1749 (undated) 11.5 x 9.5 in (29.21 x 24.13 cm)
1 : 5000000
This is an uncommon 1749 map of Korea by Jacques Nicholas Bellin. Centered on the west coast of Korea (Corea), this map covers all of peninsular Korea as well as adjacent parts of Manchuria and China. Korea, as presented here takes on a trapezoidal form with a wide flat base. The map names numerous cities and provinces throughout Korea as well as noting coastal islands and ports. Cartographically Bellin derived this map from an earlier though less specific 1735 map by J. B. B. D'Anville. The detail presented throughout the interior makes it clear that D'Anville drew his map based upon Korean sources - a first for a European cartographer. The map changed little under Bellin.
The sea between Japan and Korea, whose name, either the 'Sea of Korea', 'East Sea', or the 'Sea of Japan,' is here identified in favor of Korea as Mer de Coree. Historically, Korea has used the term 'East Sea' since 59 B.C., and many books published before the Japanese annexation of Korea make references to the 'East Sea' or 'Sea of Korea.' Over time, neighboring and western countries have identified Korea's East Sea using different terms. The St. Petersburg Academy of Sciences referred to the East Sea as 'Koreiskoe Mope' or 'Sea of Korea' in their 1745 map of Asia. Other seventeenth and 18th century Russian maps alternate between 'Sea of Korea' and 'Eastern Ocean'. The 18th century Russian and French explorers Adam Johan von Krusenstern and La Perouse called it the 'Sea of Japan', a term that subsequently became popular worldwide. Nonetheless, the last official map published by the Russians uses 'East Sea' and 'Sea of Korea'. The name is currently still a matter of historical and political dispute between the countries.
This is one of three maps that Bellin drew including Korea - the other two of which cover a much larger area. Bellin prepared this map for Antoine-Francois Prevost's Historie General des voyages.

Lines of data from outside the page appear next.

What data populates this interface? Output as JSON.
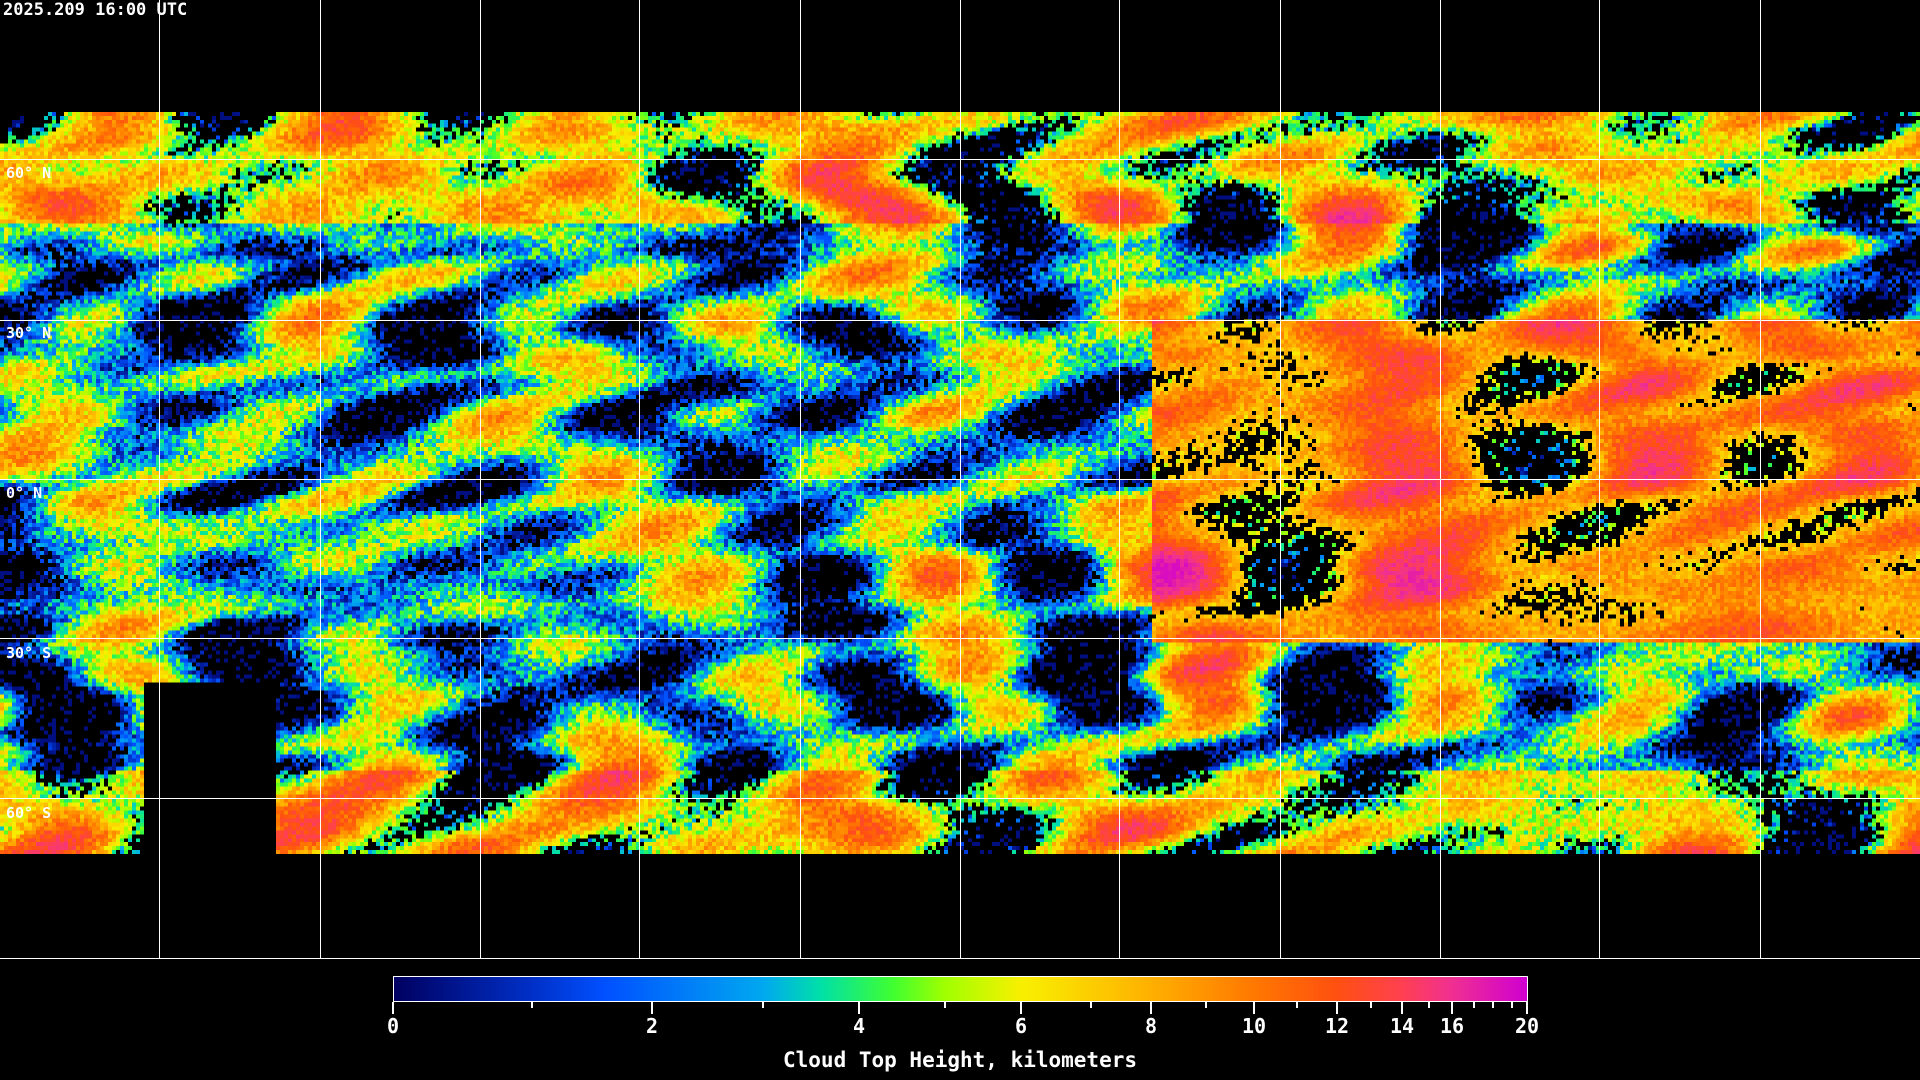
{
  "timestamp": "2025.209 16:00 UTC",
  "latitude_labels": [
    "60° N",
    "30° N",
    "0° N",
    "30° S",
    "60° S"
  ],
  "colorbar": {
    "title": "Cloud Top Height, kilometers",
    "tick_labels": [
      "0",
      "2",
      "4",
      "6",
      "8",
      "10",
      "12",
      "14",
      "16",
      "20"
    ],
    "major_ticks_km": [
      0,
      2,
      4,
      6,
      8,
      10,
      12,
      14,
      16,
      20
    ],
    "minor_ticks_km": [
      1,
      3,
      5,
      7,
      9,
      11,
      13,
      15,
      17,
      18,
      19
    ],
    "range_km": [
      0,
      20
    ],
    "colormap": [
      {
        "km": 0,
        "color": "#000060"
      },
      {
        "km": 1,
        "color": "#0030c8"
      },
      {
        "km": 1.6,
        "color": "#0050ff"
      },
      {
        "km": 3,
        "color": "#00a8f0"
      },
      {
        "km": 3.6,
        "color": "#00e0a8"
      },
      {
        "km": 4.4,
        "color": "#40ff30"
      },
      {
        "km": 5,
        "color": "#a0ff00"
      },
      {
        "km": 6,
        "color": "#f8f000"
      },
      {
        "km": 8,
        "color": "#ffb000"
      },
      {
        "km": 10,
        "color": "#ff7800"
      },
      {
        "km": 12,
        "color": "#ff5010"
      },
      {
        "km": 14,
        "color": "#ff4050"
      },
      {
        "km": 16,
        "color": "#f03090"
      },
      {
        "km": 20,
        "color": "#d000d0"
      }
    ]
  },
  "no_data_color": "#000000",
  "grid_color": "#ffffff"
}
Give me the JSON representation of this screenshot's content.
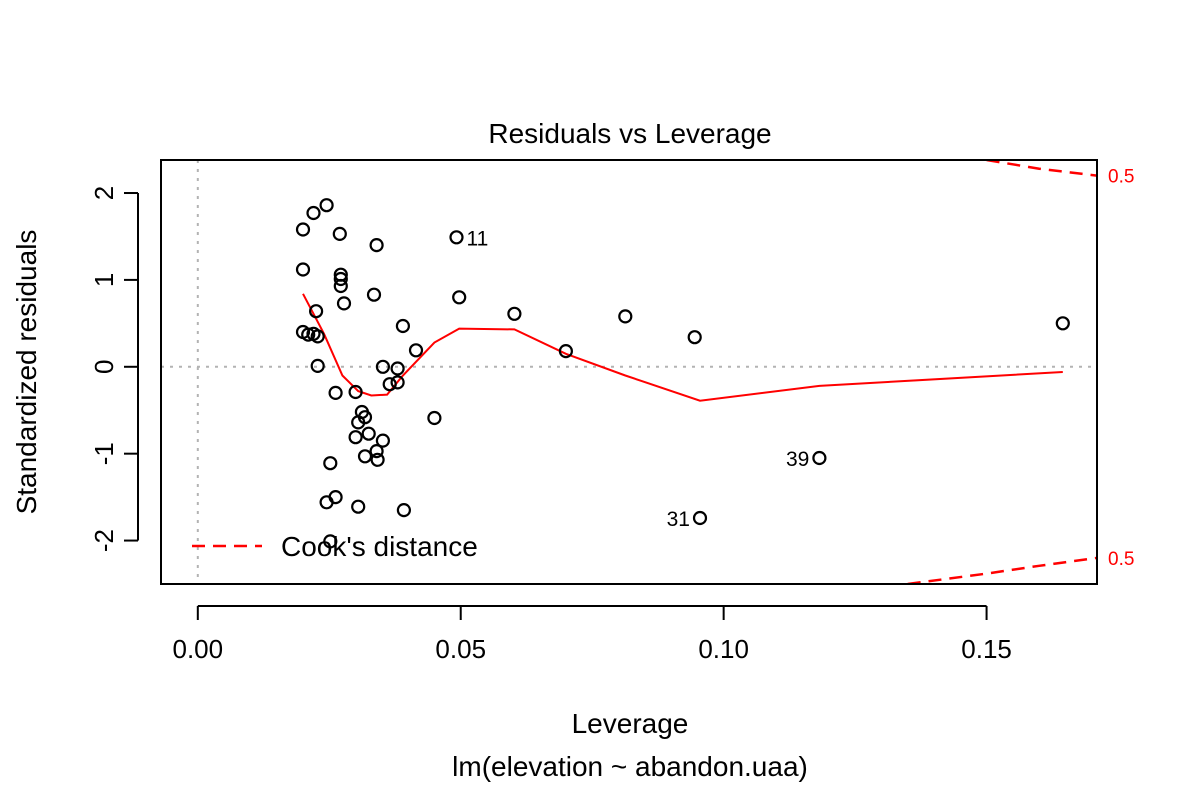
{
  "chart_data": {
    "type": "scatter",
    "title": "Residuals vs Leverage",
    "xlabel": "Leverage",
    "subtitle": "lm(elevation ~ abandon.uaa)",
    "ylabel": "Standardized residuals",
    "xlim": [
      -0.007,
      0.171
    ],
    "ylim": [
      -2.5,
      2.38
    ],
    "xticks": [
      "0.00",
      "0.05",
      "0.10",
      "0.15"
    ],
    "xtick_values": [
      0,
      0.05,
      0.1,
      0.15
    ],
    "yticks": [
      "-2",
      "-1",
      "0",
      "1",
      "2"
    ],
    "ytick_values": [
      -2,
      -1,
      0,
      1,
      2
    ],
    "reference_lines": {
      "h": 0,
      "v": 0
    },
    "points": [
      {
        "x": 0.02,
        "y": 1.58
      },
      {
        "x": 0.02,
        "y": 1.12
      },
      {
        "x": 0.02,
        "y": 0.4
      },
      {
        "x": 0.021,
        "y": 0.37
      },
      {
        "x": 0.022,
        "y": 1.77
      },
      {
        "x": 0.022,
        "y": 0.38
      },
      {
        "x": 0.0225,
        "y": 0.64
      },
      {
        "x": 0.0228,
        "y": 0.35
      },
      {
        "x": 0.0228,
        "y": 0.01
      },
      {
        "x": 0.0245,
        "y": 1.86
      },
      {
        "x": 0.0245,
        "y": -1.56
      },
      {
        "x": 0.0252,
        "y": -2.01
      },
      {
        "x": 0.0252,
        "y": -1.11
      },
      {
        "x": 0.0262,
        "y": -0.3
      },
      {
        "x": 0.0262,
        "y": -1.5
      },
      {
        "x": 0.027,
        "y": 1.53
      },
      {
        "x": 0.0272,
        "y": 1.06
      },
      {
        "x": 0.0272,
        "y": 1.01
      },
      {
        "x": 0.0272,
        "y": 0.93
      },
      {
        "x": 0.0278,
        "y": 0.73
      },
      {
        "x": 0.03,
        "y": -0.29
      },
      {
        "x": 0.03,
        "y": -0.81
      },
      {
        "x": 0.0305,
        "y": -1.61
      },
      {
        "x": 0.0305,
        "y": -0.64
      },
      {
        "x": 0.0312,
        "y": -0.52
      },
      {
        "x": 0.0318,
        "y": -1.03
      },
      {
        "x": 0.0318,
        "y": -0.58
      },
      {
        "x": 0.0325,
        "y": -0.77
      },
      {
        "x": 0.0335,
        "y": 0.83
      },
      {
        "x": 0.034,
        "y": 1.4
      },
      {
        "x": 0.034,
        "y": -0.97
      },
      {
        "x": 0.0342,
        "y": -1.07
      },
      {
        "x": 0.0352,
        "y": 0.0
      },
      {
        "x": 0.0352,
        "y": -0.85
      },
      {
        "x": 0.0365,
        "y": -0.2
      },
      {
        "x": 0.038,
        "y": -0.18
      },
      {
        "x": 0.038,
        "y": -0.02
      },
      {
        "x": 0.039,
        "y": 0.47
      },
      {
        "x": 0.0392,
        "y": -1.65
      },
      {
        "x": 0.0415,
        "y": 0.19
      },
      {
        "x": 0.045,
        "y": -0.59
      },
      {
        "x": 0.0492,
        "y": 1.49
      },
      {
        "x": 0.0497,
        "y": 0.8
      },
      {
        "x": 0.0602,
        "y": 0.61
      },
      {
        "x": 0.07,
        "y": 0.18
      },
      {
        "x": 0.0813,
        "y": 0.58
      },
      {
        "x": 0.0945,
        "y": 0.34
      },
      {
        "x": 0.0955,
        "y": -1.74
      },
      {
        "x": 0.1182,
        "y": -1.05
      },
      {
        "x": 0.1645,
        "y": 0.5
      }
    ],
    "point_labels": [
      {
        "text": "11",
        "x": 0.0492,
        "y": 1.49,
        "side": "right"
      },
      {
        "text": "39",
        "x": 0.1182,
        "y": -1.05,
        "side": "left"
      },
      {
        "text": "31",
        "x": 0.0955,
        "y": -1.74,
        "side": "left"
      }
    ],
    "smoother": {
      "color": "#ff0000",
      "x": [
        0.02,
        0.024,
        0.0275,
        0.0305,
        0.033,
        0.036,
        0.039,
        0.045,
        0.0497,
        0.0602,
        0.07,
        0.0813,
        0.0955,
        0.1182,
        0.1645
      ],
      "y": [
        0.84,
        0.38,
        -0.1,
        -0.28,
        -0.33,
        -0.32,
        -0.1,
        0.28,
        0.44,
        0.43,
        0.15,
        -0.1,
        -0.39,
        -0.22,
        -0.06
      ]
    },
    "cooks_distance": {
      "level_label": "0.5",
      "color": "#ff0000",
      "upper": {
        "x": [
          0.15,
          0.16,
          0.171
        ],
        "y": [
          2.38,
          2.28,
          2.2
        ]
      },
      "lower": {
        "x": [
          0.135,
          0.15,
          0.16,
          0.171
        ],
        "y": [
          -2.5,
          -2.38,
          -2.29,
          -2.2
        ]
      }
    },
    "legend": {
      "label": "Cook's distance",
      "position": "bottom-left"
    }
  }
}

Jacques-Nicolas Bellin (1703 - March 21, 1772) was one of the most important cartographers of the 18th century. With a career spanning some 50 years, Bellin is best understood as geographe de cabinet and transitional mapmaker spanning the gap between 18th and early-19th century cartographic styles. His long career as Hydrographer and Ingénieur Hydrographe at the French Dépôt des cartes et plans de la Marine resulted in hundreds of high quality nautical charts of practically everywhere in the world. A true child of the Enlightenment Era, Bellin's work focuses on function and accuracy tending in the process to be less decorative than the earlier 17th and 18th century cartographic work. Unlike many of his contemporaries, Bellin was always careful to cite his references and his scholarly corpus consists of over 1400 articles on geography prepared for Diderot's Encyclopedie. Bellin, despite his extraordinary success, may not have enjoyed his work, which is described as "long, unpleasant, and hard." In addition to numerous maps and charts published during his lifetime, many of Bellin's maps were updated (or not) and published posthumously. He was succeeded as Ingénieur Hydrographe by his student, also a prolific and influential cartographer, Rigobert Bonne.
Provost, A., L'Histoire Generale des Voyages, 1747-1767. 21 vols. (v.8, p. 395).
Very good. Minor wear along original fold lines. Original platemark visible.
Harvard Map Collection, Map Coll (Pusey) MAP-LC G7900 1749 .B4.